Aksi yang berlangsung di bawah terik matahari ini dipicu oleh aktivitas pekerja Perhutani di lahan yang diklaim KTH sebagai areal Perhutanan Sosial berdasarkan SK 185 dan SK 192. Juru bicara aksi, Jojok, dengan tegas menyatakan bahwa Perhutani KPH Blora telah membangkang terhadap keputusan negara.
"Kami sudah memegang SK dari Presiden, dari Kementerian. SK 185 dan 192 itu jelas untuk rakyat. Tapi Perhutani membangkang. Mereka tetap menggarap lahan ini," teriak Jojok di hadapan massa, menuntut Administratur (ADM) KPH Blora untuk segera hadir dan bertanggung jawab.
Peristiwa ini menjadi letupan dari proses panjang konflik agraria di Blora, wilayah yang merupakan simbol kontradiksi antara kekayaan hutan jati negara dan kemiskinan rakyat di sekitarnya. Meskipun Presiden Joko Widodo pada 10 Maret 2023 telah menyerahkan SK Perhutanan Sosial yang memberi hak kelola kepada KTH, implementasi di lapangan terkendala.
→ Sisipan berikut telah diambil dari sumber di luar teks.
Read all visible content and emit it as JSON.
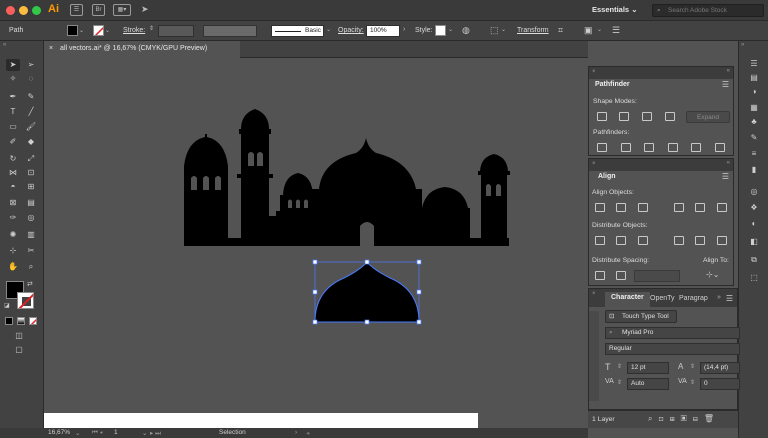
{
  "app": {
    "logo": "Ai",
    "bridge_label": "Br",
    "workspace": "Essentials",
    "search_placeholder": "Search Adobe Stock"
  },
  "control_bar": {
    "selection_type": "Path",
    "stroke_label": "Stroke:",
    "brush_label": "Basic",
    "opacity_label": "Opacity:",
    "opacity_value": "100%",
    "style_label": "Style:",
    "transform_label": "Transform"
  },
  "document_tab": {
    "close": "×",
    "title": "all vectors.ai* @ 16,67% (CMYK/GPU Preview)"
  },
  "status_bar": {
    "zoom": "16,67%",
    "artboard": "1",
    "tool": "Selection"
  },
  "pathfinder": {
    "tab": "Pathfinder",
    "shape_modes_label": "Shape Modes:",
    "expand_label": "Expand",
    "pathfinders_label": "Pathfinders:"
  },
  "align": {
    "tab": "Align",
    "align_objects_label": "Align Objects:",
    "distribute_objects_label": "Distribute Objects:",
    "distribute_spacing_label": "Distribute Spacing:",
    "align_to_label": "Align To:"
  },
  "character": {
    "tabs": [
      "Character",
      "OpenTy",
      "Paragrap"
    ],
    "touch_type": "Touch Type Tool",
    "font_family": "Myriad Pro",
    "font_style": "Regular",
    "size": "12 pt",
    "leading": "(14,4 pt)",
    "kerning": "Auto",
    "tracking": "0"
  },
  "layers": {
    "count": "1 Layer"
  },
  "colors": {
    "fill": "#000000",
    "selection": "#4a7bff",
    "artboard": "#ffffff"
  }
}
Anggota KTH, Suyanto, mengungkapkan kekecewaan karena lahan yang dijanjikan justru masih dikelola Perhutani untuk tanaman industri seperti tebu, membuat rakyat hutan merasa diabaikan dua tahun pasca-seremoni penyerahan SK.
Hingga berita ini ditulis, belum ada pernyataan resmi dari ADM KPH Blora. Namun, sumber internal Perhutani menyebutkan bahwa pihak mereka merasa bertanggung jawab menjaga aset negara dan berpandangan bahwa proses redistribusi lahan memerlukan mekanisme teknis yang ketat untuk mencegah hilangnya hutan negara.
Pandangan ini menunjukkan adanya ketegangan paradigma antara tugas Perhutani menjaga aset negara dan hak kelola rakyat yang dijamin melalui program Reforma Agraria.
Kasus di Kajengan memperkuat data Konsorsium Pembaruan Agraria (KPA) yang mencatat lebih dari 200 konflik agraria baru sepanjang 2023–2024, hampir separuhnya melibatkan kawasan hutan dan Perhutani.
Ini menyoroti masalah implementasi program Reforma Agraria di tingkat lapangan, yang kerap terkendala oleh penentuan batas areal yang tidak jelas dan keengganan pejabat lokal menandatangani peralihan operasional, memicu frustrasi di kalangan petani yang menuntut kepastian hukum nyata alih-alih sekadar janji di atas kertas.